Data Engineering & Modeling
ETL pipelines, data modeling, and cloud data infrastructure at scale.
My Approach
Good ML starts with good data infrastructure. I have built ETL pipelines, data models, and cloud architectures from scratch at companies where the data foundation did not exist yet. The goal is always the same: make data reliable, accessible, and ready for downstream ML work.
What This Looks Like in Practice
Cloud Data Architecture
At Wavo, I designed the early cloud architecture for the Music Intelligence Platform, building ETL pipelines in Spark and AWS (S3, EMR, RDS, Glue, Athena) from the ground up.
Legacy System Migration
At Rio Tinto, I developed Spark ETL pipelines to ingest data from legacy systems into AWS, making decades of industrial data available for modern analytics.

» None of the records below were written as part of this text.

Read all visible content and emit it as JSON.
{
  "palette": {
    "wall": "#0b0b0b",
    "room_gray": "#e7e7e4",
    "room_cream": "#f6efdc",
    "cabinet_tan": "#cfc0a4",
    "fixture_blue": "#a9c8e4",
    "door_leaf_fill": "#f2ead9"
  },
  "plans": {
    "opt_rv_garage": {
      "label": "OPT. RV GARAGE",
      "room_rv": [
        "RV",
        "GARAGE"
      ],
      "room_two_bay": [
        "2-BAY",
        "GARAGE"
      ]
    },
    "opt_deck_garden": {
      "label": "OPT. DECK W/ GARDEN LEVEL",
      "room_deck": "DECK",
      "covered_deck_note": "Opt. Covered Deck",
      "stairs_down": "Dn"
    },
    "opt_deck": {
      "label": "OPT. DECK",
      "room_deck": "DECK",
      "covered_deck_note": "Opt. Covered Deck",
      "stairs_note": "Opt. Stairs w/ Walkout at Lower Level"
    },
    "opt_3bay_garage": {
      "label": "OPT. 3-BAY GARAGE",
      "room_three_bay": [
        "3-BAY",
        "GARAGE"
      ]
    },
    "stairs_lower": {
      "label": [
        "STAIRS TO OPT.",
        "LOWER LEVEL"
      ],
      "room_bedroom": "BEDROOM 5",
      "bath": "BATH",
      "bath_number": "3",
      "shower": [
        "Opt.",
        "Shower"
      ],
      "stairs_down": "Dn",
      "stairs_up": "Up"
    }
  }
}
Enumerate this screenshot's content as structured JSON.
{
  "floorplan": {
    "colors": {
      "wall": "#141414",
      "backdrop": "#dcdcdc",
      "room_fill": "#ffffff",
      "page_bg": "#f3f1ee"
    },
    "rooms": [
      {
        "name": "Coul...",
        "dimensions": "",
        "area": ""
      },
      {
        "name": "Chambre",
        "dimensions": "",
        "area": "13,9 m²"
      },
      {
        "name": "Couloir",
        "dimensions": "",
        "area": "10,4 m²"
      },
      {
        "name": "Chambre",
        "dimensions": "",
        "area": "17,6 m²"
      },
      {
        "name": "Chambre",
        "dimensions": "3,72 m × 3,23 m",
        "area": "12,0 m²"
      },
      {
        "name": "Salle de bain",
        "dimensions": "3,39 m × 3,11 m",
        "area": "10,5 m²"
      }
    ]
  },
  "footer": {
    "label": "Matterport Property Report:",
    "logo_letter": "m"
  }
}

I also designed a shared data science Python library for the global analytics team.
Platform Evaluation
At Rio Tinto, I led an internal project to review and evaluate commercial Data Science platforms, helping the organization choose the right tools for their scale and needs.
Where I've Done This
Wavo.me
Oct 2018 - Jun 2019
Designed and implemented ETL pipelines in Spark and AWS (S3, EMR, RDS, Glue, Athena) for the Music Intelligence Platform.
Rio Tinto
Jun 2019 - Dec 2020
Developed Spark ETL pipelines to ingest data from legacy systems into AWS. Designed a shared data science Python library for the global analytics team.